Sharma’s colourful and picaresque style of writing makes this debate lively, but ironically, he does not write off India. On the contrary, he gives it a 50:50 chance of success. Historian Ramachandra Guha, in an earlier book titled India after Gandhi, also gave the country similar odds. Both authors use a favourite tagline of a hot-selling snack called ‘50-50-part savory part sweet’. But then India has always been pigeon-holed in this double-facedness; a nation that is at once old and new.
How then is one to tread on this terrain? Especially when Kaushik Basu, the outgoing chief economic adviser to the Indian government, joined the chorus of those who feel India is in danger of losing its way. Predictably his observations sparked a huge uproar, but a second reading of Basu’s statement reveals that he has actually drawn attention to irreversible positive changes in the economy.
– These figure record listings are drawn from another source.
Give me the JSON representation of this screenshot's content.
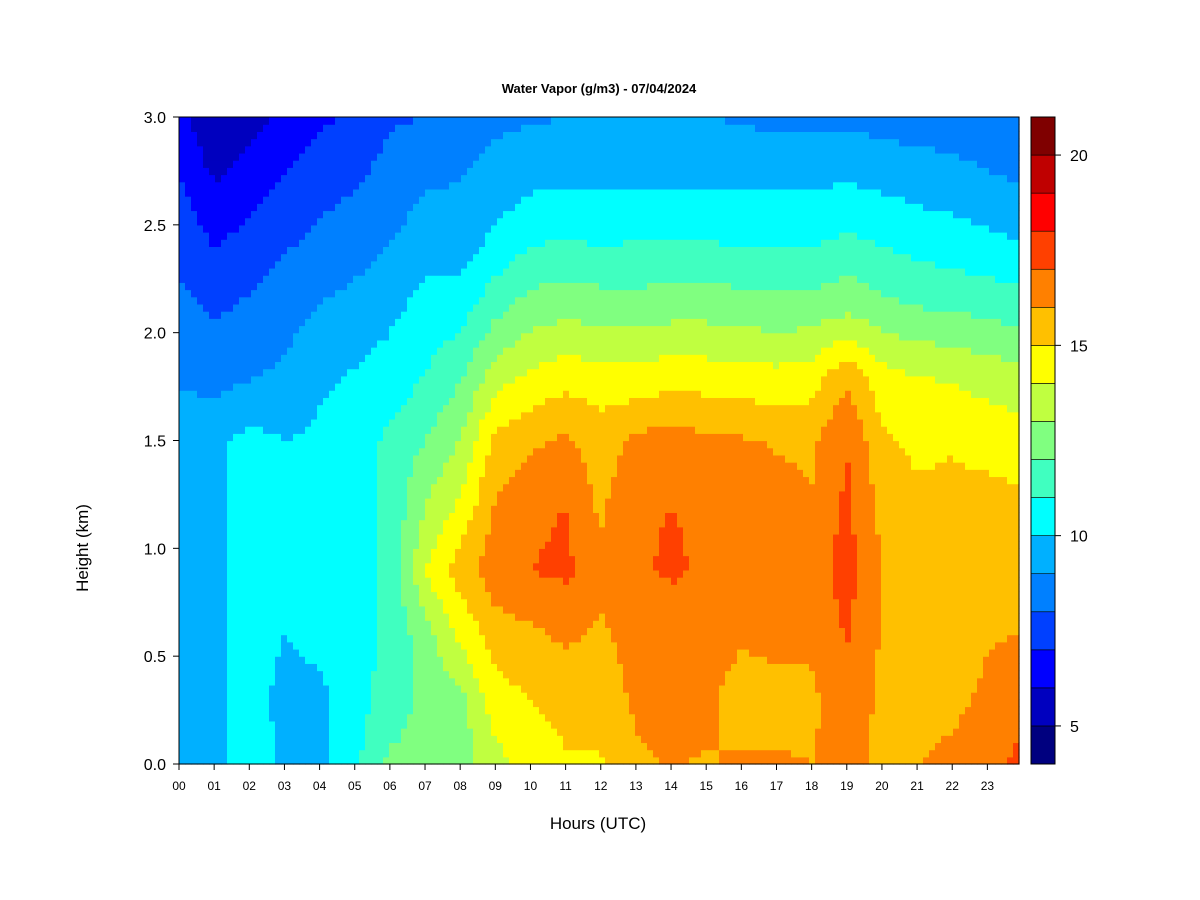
{
  "chart_data": {
    "type": "heatmap",
    "title": "Water Vapor (g/m3) - 07/04/2024",
    "xlabel": "Hours (UTC)",
    "ylabel": "Height (km)",
    "x_ticks": [
      "00",
      "01",
      "02",
      "03",
      "04",
      "05",
      "06",
      "07",
      "08",
      "09",
      "10",
      "11",
      "12",
      "13",
      "14",
      "15",
      "16",
      "17",
      "18",
      "19",
      "20",
      "21",
      "22",
      "23"
    ],
    "xlim": [
      0,
      23.9
    ],
    "y_ticks": [
      "0.0",
      "0.5",
      "1.0",
      "1.5",
      "2.0",
      "2.5",
      "3.0"
    ],
    "ylim": [
      0,
      3.0
    ],
    "colorbar": {
      "ticks": [
        "5",
        "10",
        "15",
        "20"
      ],
      "tick_values": [
        5,
        10,
        15,
        20
      ],
      "range": [
        4,
        21
      ],
      "levels": [
        4,
        5,
        6,
        7,
        8,
        9,
        10,
        11,
        12,
        13,
        14,
        15,
        16,
        17,
        18,
        19,
        20,
        21
      ],
      "colors": [
        "#00007f",
        "#0000bf",
        "#0000ff",
        "#0040ff",
        "#0080ff",
        "#00b0ff",
        "#00ffff",
        "#40ffc0",
        "#80ff80",
        "#c0ff40",
        "#ffff00",
        "#ffc000",
        "#ff8000",
        "#ff4000",
        "#ff0000",
        "#bf0000",
        "#7f0000"
      ]
    },
    "hours": [
      0,
      1,
      2,
      3,
      4,
      5,
      6,
      7,
      8,
      9,
      10,
      11,
      12,
      13,
      14,
      15,
      16,
      17,
      18,
      19,
      20,
      21,
      22,
      23,
      23.9
    ],
    "heights_km": [
      0.0,
      0.3,
      0.6,
      0.9,
      1.2,
      1.5,
      1.8,
      2.1,
      2.4,
      2.7,
      3.0
    ],
    "values_gm3": [
      [
        9.0,
        9.6,
        9.6,
        9.5,
        9.6,
        9.6,
        8.9,
        8.3,
        7.7,
        7.1,
        6.4
      ],
      [
        9.6,
        9.8,
        9.8,
        9.8,
        9.8,
        9.8,
        8.6,
        7.9,
        7.0,
        6.0,
        5.0
      ],
      [
        10.5,
        10.3,
        10.3,
        10.3,
        10.3,
        10.3,
        8.9,
        8.2,
        7.4,
        6.5,
        5.6
      ],
      [
        9.8,
        9.8,
        10.0,
        10.0,
        10.0,
        10.0,
        9.2,
        8.6,
        7.9,
        7.1,
        6.3
      ],
      [
        9.8,
        9.8,
        10.2,
        10.2,
        10.2,
        10.2,
        9.8,
        9.1,
        8.3,
        7.6,
        6.8
      ],
      [
        10.8,
        10.5,
        10.6,
        10.6,
        10.6,
        10.6,
        10.1,
        9.4,
        8.6,
        7.9,
        7.2
      ],
      [
        12.2,
        11.5,
        11.2,
        11.2,
        11.2,
        11.2,
        10.4,
        9.8,
        9.0,
        8.4,
        7.9
      ],
      [
        12.2,
        12.3,
        12.6,
        14.0,
        13.0,
        12.0,
        11.0,
        10.4,
        9.6,
        8.9,
        8.0
      ],
      [
        12.5,
        12.6,
        14.2,
        15.5,
        14.2,
        13.0,
        11.9,
        10.6,
        9.6,
        9.0,
        8.4
      ],
      [
        13.6,
        14.6,
        15.5,
        16.6,
        16.1,
        15.3,
        13.5,
        11.8,
        10.3,
        9.4,
        8.8
      ],
      [
        14.5,
        15.0,
        15.8,
        17.0,
        16.8,
        15.8,
        14.2,
        12.5,
        11.0,
        9.8,
        8.9
      ],
      [
        14.9,
        15.3,
        16.2,
        17.2,
        17.0,
        16.2,
        14.6,
        12.8,
        11.2,
        9.9,
        9.0
      ],
      [
        14.9,
        15.4,
        15.8,
        16.4,
        15.8,
        15.5,
        14.4,
        12.6,
        11.0,
        9.8,
        9.0
      ],
      [
        15.8,
        16.2,
        16.4,
        16.9,
        16.9,
        16.2,
        14.3,
        12.5,
        11.1,
        9.8,
        9.0
      ],
      [
        16.1,
        16.3,
        16.6,
        17.1,
        17.0,
        16.5,
        14.6,
        12.7,
        11.1,
        9.9,
        9.0
      ],
      [
        15.9,
        16.3,
        16.5,
        16.9,
        16.9,
        16.2,
        14.5,
        12.7,
        11.1,
        9.9,
        9.0
      ],
      [
        16.2,
        15.4,
        16.2,
        16.6,
        16.7,
        16.1,
        14.4,
        12.6,
        11.0,
        9.9,
        8.9
      ],
      [
        16.1,
        15.6,
        16.3,
        16.8,
        16.4,
        15.9,
        14.3,
        12.4,
        11.0,
        9.8,
        8.7
      ],
      [
        16.0,
        15.8,
        16.2,
        16.6,
        16.1,
        15.8,
        14.5,
        12.5,
        11.0,
        9.8,
        8.7
      ],
      [
        16.4,
        16.6,
        17.1,
        17.4,
        17.2,
        17.0,
        15.8,
        12.9,
        11.3,
        10.0,
        8.8
      ],
      [
        15.7,
        15.8,
        15.9,
        16.0,
        15.7,
        15.2,
        14.4,
        12.4,
        11.0,
        9.8,
        8.6
      ],
      [
        16.0,
        15.7,
        15.4,
        15.3,
        15.2,
        14.8,
        14.0,
        12.1,
        10.7,
        9.6,
        8.5
      ],
      [
        16.2,
        15.8,
        15.5,
        15.6,
        15.3,
        14.9,
        13.9,
        12.0,
        10.5,
        9.5,
        8.4
      ],
      [
        16.4,
        16.2,
        15.9,
        15.9,
        15.4,
        14.6,
        13.6,
        11.8,
        10.3,
        9.2,
        8.1
      ],
      [
        17.3,
        16.6,
        16.0,
        15.8,
        15.2,
        14.5,
        13.4,
        11.6,
        10.1,
        9.0,
        8.0
      ]
    ]
  }
}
First to the fundamentals. The country’s current account deficit has ballooned, the fiscal deficit is well past the danger mark, the rupee has fallen precipitously and growth rates have dropped alarmingly. It comes as no surprise that rating agencies have given India a thumbs down — below investment grade. Despite this, Basu makes a very strong case to put the fizz back in the India story.
Basu’s central thesis is that the economy can dig itself out of this hole, but he does hedge his call with caveats. Reforms are required and they are needed now, the window will not remain open indefinitely. He bases his optimism on hard facts and chooses a few select indices to support his line. He also hints at overdue reforms being around the corner.
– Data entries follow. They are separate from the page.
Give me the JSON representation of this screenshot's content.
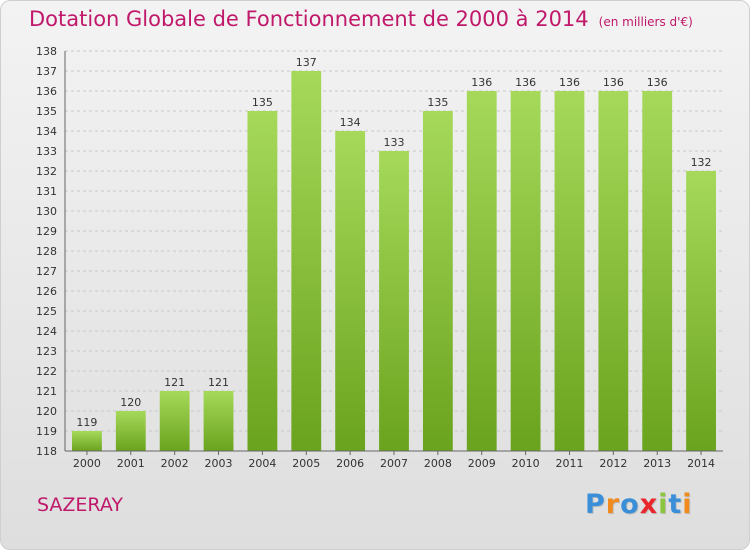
{
  "title": "Dotation Globale de Fonctionnement de 2000 à 2014",
  "subtitle": "(en milliers d'€)",
  "commune": "SAZERAY",
  "logo": {
    "letters": [
      "P",
      "r",
      "o",
      "x",
      "i",
      "t",
      "i"
    ],
    "colors": [
      "#3a8fd8",
      "#f08a1e",
      "#3a8fd8",
      "#e8262b",
      "#8cc63e",
      "#3a8fd8",
      "#f08a1e"
    ]
  },
  "colors": {
    "bar_top": "#a6d95a",
    "bar_bottom": "#6aa31e",
    "grid": "#c8c8c8",
    "title": "#c0186a"
  },
  "chart_data": {
    "type": "bar",
    "title": "Dotation Globale de Fonctionnement de 2000 à 2014",
    "subtitle": "(en milliers d'€)",
    "categories": [
      "2000",
      "2001",
      "2002",
      "2003",
      "2004",
      "2005",
      "2006",
      "2007",
      "2008",
      "2009",
      "2010",
      "2011",
      "2012",
      "2013",
      "2014"
    ],
    "values": [
      119,
      120,
      121,
      121,
      135,
      137,
      134,
      133,
      135,
      136,
      136,
      136,
      136,
      136,
      132
    ],
    "ylim": [
      118,
      138
    ],
    "yticks": [
      118,
      119,
      120,
      121,
      122,
      123,
      124,
      125,
      126,
      127,
      128,
      129,
      130,
      131,
      132,
      133,
      134,
      135,
      136,
      137,
      138
    ],
    "grid": true,
    "xlabel": "",
    "ylabel": ""
  }
}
Basu cites three key performance factors to tell us that the slide back to the pre-1991 era is unlikely. India has ramped up on investments — both inward and outward — and exports. India is a high investment country — over 35 per cent of its national income gets invested compared to the East Asian countries at their peak. Hence, all this tepid soda imagery is totally overblown.
Foreign direct investment (FDI) has increased from a previous high of $41.9 billion (Dh153.77 billion) in 2008-09 to $46.85 billion in 2011-12. Next, the country is a major player in net overseas purchases, upping its rank to fifth in the world behind the US, Canada, Japan and China. Outward flow of FDI is a robust sign of confidence, though Basu concedes that this trend is indicative of the high cost of doing business in India. India’s growing strength in exports is also remarkable — though not by China’s standards. From 2004-05 to 2011-12, exports grew annually by 21.90 per cent, and this is a record!
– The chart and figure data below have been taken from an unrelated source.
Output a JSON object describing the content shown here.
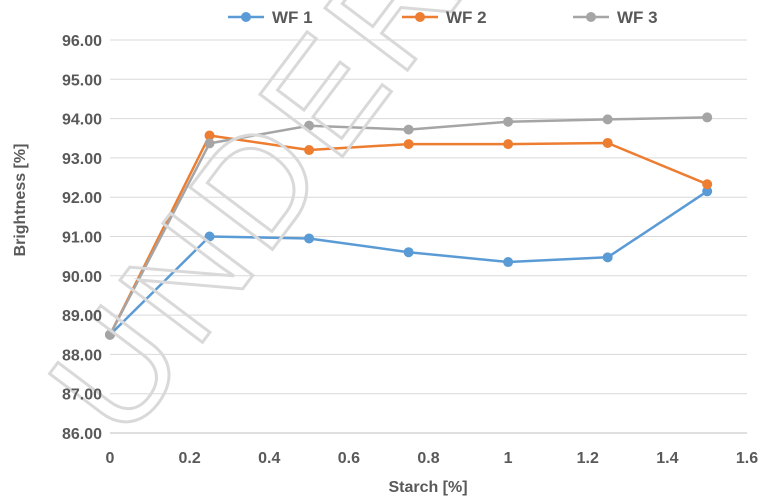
{
  "chart_data": {
    "type": "line",
    "xlabel": "Starch [%]",
    "ylabel": "Brightness [%]",
    "xlim": [
      0,
      1.6
    ],
    "ylim": [
      86.0,
      96.0
    ],
    "x_ticks": [
      "0",
      "0.2",
      "0.4",
      "0.6",
      "0.8",
      "1",
      "1.2",
      "1.4",
      "1.6"
    ],
    "y_ticks": [
      "86.00",
      "87.00",
      "88.00",
      "89.00",
      "90.00",
      "91.00",
      "92.00",
      "93.00",
      "94.00",
      "95.00",
      "96.00"
    ],
    "grid": "horizontal",
    "legend_position": "top",
    "x": [
      0,
      0.25,
      0.5,
      0.75,
      1.0,
      1.25,
      1.5
    ],
    "series": [
      {
        "name": "WF 1",
        "color": "#5b9bd5",
        "values": [
          88.5,
          91.0,
          90.95,
          90.6,
          90.35,
          90.47,
          92.15
        ]
      },
      {
        "name": "WF 2",
        "color": "#ed7d31",
        "values": [
          88.5,
          93.57,
          93.2,
          93.35,
          93.35,
          93.38,
          92.33
        ]
      },
      {
        "name": "WF 3",
        "color": "#a5a5a5",
        "values": [
          88.5,
          93.37,
          93.82,
          93.72,
          93.92,
          93.98,
          94.03
        ]
      }
    ],
    "watermark": "UNDER PEER"
  }
}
All these impressive statistics, however, cannot hide the slowdown over the last six months. A litany of corruption scandals, misgovernance and a general policy paralysis pervading the ruling alliance have added to the gloom. The growth rates for 2011-12 and particularly for the fourth quarter of the fiscal year are dismal. And the euro crisis and the global slowdown further darken the horizon.
Notwithstanding Basu’s exhortations and prescriptions for bucking the downward spiral, allowing FDI in multibrand retail and administrative reform to overhaul the economy, what are the ground realities? Are these pious outpourings of a departing policy wonk? With Assam burning, the Anna Hazare movement planning to enter politics and Congress allies playing truant, can this government actually move boldly? Is that silver bullet, Reforms 2.0, around the corner?
‘Never let a crisis go to waste’ though clichéd has a powerful appeal. Will India use the crisis mode to repeat its 1991 act of pulling its chestnuts out of the fire? We have at the helm the same man who steadied the ship the last time around. Prime Minister Dr Manmohan Singh does have a predilection of letting a crisis reach a point of no-return only to stem the tide at the last minute; the nuclear deal of 2006 was a cliffhanger, but he pulled it off.
The India story will always have a different narrative to other emerging markets. Comparison with China is invidious and the recent power outage — the longest in history is a sign of that. The ride will be bumpy, but those prepared for the endurance marathon will eventually taste the fizz.
Ravi Menon is a Dubai-based writer working on a series of essays on India and on a public service initiative called India Talks.